Chronique

Les Pommes de ma Douche

J’ai connu de vous… Monsieur Trénet

Dominique Rouquier : guitare solo, Pierre Delaveau : guitare ; Laurent Delaveau : contrebasse ; David Rivière : accordéon ; Laurent Zeller : violon

Label / Distribution : Le Chant du Monde

Les Pommes n’ont pas traîné. Après un premier album très réussi paru début 2003, le groupe propose ici son second opus, constitué exclusivement de reprises du répertoire du Fou chantant. Le pari est risqué de reprendre en version instrumentale des chansons qui appartiennent au patrimoine de la chanson française et sont nos standards de jazz à nous. Mais cela fonctionne totalement. Les Pommes proposent des versions simples et assez courtes, parfaitement arrangées, des chansons les plus célèbres de Charles Trénet : « Boum ! », « Fleur bleue », « Ménilmontant », « Revoir Paris », « Le soleil et la lune » parmi une quinzaine de titres. Les mélodies sont exposées avec précision et netteté, les improvisations bien
construites, souvent proches des mélodies, et équitablement réparties entre les trois
solistes du groupe : Dominique Rouquier à la guitare, Laurent Zeller au violon et David Rivière à l’accordéon. A l’arrière plan, la contrebasse et la guitare rythmique offrent un socle solide aux structures carrées des titres.

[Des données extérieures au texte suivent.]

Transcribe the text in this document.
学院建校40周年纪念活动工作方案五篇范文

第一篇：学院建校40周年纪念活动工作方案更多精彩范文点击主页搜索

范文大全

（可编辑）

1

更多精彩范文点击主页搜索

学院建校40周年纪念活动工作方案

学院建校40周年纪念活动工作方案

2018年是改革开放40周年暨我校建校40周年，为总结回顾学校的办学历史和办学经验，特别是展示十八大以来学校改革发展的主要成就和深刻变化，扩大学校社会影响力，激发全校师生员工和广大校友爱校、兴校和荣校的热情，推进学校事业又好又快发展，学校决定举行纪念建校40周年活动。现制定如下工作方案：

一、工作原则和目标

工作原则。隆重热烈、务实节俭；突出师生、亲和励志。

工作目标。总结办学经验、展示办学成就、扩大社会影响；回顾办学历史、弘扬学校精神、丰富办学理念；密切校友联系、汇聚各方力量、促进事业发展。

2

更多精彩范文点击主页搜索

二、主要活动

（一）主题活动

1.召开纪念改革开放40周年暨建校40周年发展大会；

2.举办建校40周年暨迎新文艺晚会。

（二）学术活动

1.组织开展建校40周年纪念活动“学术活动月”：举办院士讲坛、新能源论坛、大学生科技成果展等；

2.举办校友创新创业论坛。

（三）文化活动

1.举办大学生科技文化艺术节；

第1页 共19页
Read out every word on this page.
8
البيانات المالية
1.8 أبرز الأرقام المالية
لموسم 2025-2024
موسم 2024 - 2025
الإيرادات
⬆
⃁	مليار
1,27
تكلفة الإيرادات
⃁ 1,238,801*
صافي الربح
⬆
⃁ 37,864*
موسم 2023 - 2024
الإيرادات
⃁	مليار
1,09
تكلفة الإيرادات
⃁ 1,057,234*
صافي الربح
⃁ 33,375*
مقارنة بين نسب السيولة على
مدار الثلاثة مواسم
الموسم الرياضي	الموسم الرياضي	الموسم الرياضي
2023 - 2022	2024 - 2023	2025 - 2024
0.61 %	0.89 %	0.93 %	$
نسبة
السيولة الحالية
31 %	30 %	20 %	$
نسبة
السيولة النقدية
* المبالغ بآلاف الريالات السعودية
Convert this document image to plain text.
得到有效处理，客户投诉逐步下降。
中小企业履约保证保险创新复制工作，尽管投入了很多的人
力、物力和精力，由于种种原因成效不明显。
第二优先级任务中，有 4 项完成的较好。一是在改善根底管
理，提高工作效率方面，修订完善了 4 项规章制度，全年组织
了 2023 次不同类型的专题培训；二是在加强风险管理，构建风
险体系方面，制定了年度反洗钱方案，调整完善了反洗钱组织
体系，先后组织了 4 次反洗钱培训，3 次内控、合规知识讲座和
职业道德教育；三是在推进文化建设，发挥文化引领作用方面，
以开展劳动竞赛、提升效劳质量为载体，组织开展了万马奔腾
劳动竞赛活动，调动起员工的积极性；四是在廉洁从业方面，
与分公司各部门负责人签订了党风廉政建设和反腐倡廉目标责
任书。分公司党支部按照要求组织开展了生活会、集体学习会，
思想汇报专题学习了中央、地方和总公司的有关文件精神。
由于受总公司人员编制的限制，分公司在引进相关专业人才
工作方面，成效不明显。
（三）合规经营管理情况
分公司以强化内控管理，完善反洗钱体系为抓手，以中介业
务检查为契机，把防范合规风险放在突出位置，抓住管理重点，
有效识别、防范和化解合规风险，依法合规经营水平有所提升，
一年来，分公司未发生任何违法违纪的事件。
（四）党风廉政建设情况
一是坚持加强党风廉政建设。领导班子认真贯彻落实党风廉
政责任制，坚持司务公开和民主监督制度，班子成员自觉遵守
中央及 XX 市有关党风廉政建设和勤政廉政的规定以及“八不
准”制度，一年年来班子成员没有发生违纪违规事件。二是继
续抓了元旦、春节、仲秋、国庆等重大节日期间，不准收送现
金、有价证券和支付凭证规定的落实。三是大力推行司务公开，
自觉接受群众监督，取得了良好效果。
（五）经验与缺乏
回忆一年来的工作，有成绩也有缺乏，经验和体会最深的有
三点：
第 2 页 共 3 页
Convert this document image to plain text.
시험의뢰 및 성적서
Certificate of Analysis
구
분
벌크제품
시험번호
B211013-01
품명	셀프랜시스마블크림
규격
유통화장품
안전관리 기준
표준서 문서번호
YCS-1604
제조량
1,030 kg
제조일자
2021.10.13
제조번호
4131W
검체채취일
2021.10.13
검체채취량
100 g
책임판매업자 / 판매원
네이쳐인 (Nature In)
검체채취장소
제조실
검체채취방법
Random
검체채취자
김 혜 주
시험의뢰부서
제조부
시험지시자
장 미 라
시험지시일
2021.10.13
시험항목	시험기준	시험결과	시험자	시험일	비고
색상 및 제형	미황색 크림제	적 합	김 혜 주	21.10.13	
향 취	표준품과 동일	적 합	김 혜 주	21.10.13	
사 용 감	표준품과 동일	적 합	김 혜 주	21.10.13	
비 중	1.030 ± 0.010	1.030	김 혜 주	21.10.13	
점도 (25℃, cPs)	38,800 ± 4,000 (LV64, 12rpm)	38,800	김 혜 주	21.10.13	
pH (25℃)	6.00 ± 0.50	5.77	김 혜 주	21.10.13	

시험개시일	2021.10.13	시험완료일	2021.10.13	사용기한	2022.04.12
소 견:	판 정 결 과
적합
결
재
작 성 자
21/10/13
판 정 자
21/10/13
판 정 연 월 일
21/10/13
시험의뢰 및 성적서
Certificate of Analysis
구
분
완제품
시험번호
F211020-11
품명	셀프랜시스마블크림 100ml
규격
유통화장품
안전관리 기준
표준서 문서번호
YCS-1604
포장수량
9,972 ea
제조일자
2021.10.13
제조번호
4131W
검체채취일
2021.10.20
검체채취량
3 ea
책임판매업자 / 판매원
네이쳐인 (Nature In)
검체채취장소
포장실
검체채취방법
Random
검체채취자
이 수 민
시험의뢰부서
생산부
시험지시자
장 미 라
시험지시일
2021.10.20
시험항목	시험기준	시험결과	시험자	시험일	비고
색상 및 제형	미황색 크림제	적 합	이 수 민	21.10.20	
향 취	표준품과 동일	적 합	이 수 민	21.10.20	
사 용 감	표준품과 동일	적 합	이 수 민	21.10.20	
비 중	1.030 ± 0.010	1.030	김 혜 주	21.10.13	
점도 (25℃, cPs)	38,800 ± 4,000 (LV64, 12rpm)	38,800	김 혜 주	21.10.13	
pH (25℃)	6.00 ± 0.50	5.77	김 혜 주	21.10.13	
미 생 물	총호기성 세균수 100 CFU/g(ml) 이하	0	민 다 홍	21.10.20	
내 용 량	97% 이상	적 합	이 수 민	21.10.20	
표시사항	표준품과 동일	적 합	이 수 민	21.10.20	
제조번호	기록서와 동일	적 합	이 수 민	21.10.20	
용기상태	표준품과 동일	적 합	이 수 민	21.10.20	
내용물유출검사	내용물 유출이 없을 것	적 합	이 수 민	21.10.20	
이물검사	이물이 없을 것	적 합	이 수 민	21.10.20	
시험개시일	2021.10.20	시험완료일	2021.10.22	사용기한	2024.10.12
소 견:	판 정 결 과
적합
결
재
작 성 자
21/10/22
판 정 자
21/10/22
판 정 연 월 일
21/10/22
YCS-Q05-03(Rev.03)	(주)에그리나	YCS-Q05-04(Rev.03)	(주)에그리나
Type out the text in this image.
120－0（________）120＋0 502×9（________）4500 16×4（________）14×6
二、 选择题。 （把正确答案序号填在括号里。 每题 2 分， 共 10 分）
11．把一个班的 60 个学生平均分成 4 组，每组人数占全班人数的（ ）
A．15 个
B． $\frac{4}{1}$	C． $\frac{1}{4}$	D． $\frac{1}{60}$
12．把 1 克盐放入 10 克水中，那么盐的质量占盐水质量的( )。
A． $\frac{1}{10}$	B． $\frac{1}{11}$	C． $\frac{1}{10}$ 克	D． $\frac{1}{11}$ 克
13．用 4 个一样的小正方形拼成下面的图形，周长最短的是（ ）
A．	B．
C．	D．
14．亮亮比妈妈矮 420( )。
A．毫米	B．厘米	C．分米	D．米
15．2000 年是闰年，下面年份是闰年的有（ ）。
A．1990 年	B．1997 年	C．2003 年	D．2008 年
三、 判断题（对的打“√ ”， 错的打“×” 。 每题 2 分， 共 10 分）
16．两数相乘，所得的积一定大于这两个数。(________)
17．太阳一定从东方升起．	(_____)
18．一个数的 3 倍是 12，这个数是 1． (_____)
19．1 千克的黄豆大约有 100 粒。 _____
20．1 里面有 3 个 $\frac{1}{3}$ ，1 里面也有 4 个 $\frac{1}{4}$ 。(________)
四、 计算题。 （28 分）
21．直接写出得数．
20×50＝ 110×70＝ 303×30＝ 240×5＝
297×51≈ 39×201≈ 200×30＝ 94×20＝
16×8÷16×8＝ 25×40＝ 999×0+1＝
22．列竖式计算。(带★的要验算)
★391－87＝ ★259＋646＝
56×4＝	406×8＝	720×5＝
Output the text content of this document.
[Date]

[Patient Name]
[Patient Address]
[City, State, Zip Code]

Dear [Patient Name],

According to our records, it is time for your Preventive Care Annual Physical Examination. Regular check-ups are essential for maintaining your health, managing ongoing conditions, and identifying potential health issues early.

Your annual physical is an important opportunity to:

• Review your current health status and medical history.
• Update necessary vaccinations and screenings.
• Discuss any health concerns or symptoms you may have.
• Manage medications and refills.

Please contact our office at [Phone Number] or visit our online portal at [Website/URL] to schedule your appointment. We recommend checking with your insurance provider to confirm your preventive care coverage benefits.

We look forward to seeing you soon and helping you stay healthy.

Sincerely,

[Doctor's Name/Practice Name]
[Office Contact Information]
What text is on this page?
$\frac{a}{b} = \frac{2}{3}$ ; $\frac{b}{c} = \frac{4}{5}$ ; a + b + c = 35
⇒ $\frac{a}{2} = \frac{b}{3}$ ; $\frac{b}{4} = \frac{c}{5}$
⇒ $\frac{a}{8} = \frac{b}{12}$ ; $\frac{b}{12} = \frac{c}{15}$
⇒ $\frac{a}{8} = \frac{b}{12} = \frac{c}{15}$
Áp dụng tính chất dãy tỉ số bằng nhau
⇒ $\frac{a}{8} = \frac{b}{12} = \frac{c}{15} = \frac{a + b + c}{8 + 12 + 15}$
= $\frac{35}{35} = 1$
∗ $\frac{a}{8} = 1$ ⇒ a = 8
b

Le choix du répertoire prouve, si besoin est, que les Pommes de ma douche sont bien plus qu’un groupe de jazz manouche ; l’esprit de Trénet plane intensément dans les parages, et les musiciens traduisent bien la bonne humeur de ses chansons, grâce à une maîtrise du swing particulièrement audible dans les titres les plus enjoués comme « Boum ! » (et le glissando de contrebasse qui apporte une cassure rythmique délibérément comique) ou « Ménilmontant ». Là n’est pas le plus suprenant ; en effet, le swing se prête assez naturellement aux ambiances joyeuses. Mais le quintette est également capable de remiser ce swing au fond d’un tiroir et d’exprimer une grande mélancolie, comme dans « Revoir Paris » puis surtout dans la version magnifique de « L’âme des poètes » qui clôt le disque, jetée à Pommes
perdues dans la valse musette par le violon de Laurent Zeller et l’accordéon de David Rivière.

Les Pommes de ma douche réussissent donc le double exploit d’offrir des adaptations instrumentales de chansons atemporelles et célèbres entre toutes, ainsi que d’exprimer simultanément l’enthousiasme et la poésie des titres de Trénet tout en les ayant dépouillés de leurs paroles. Chapeau.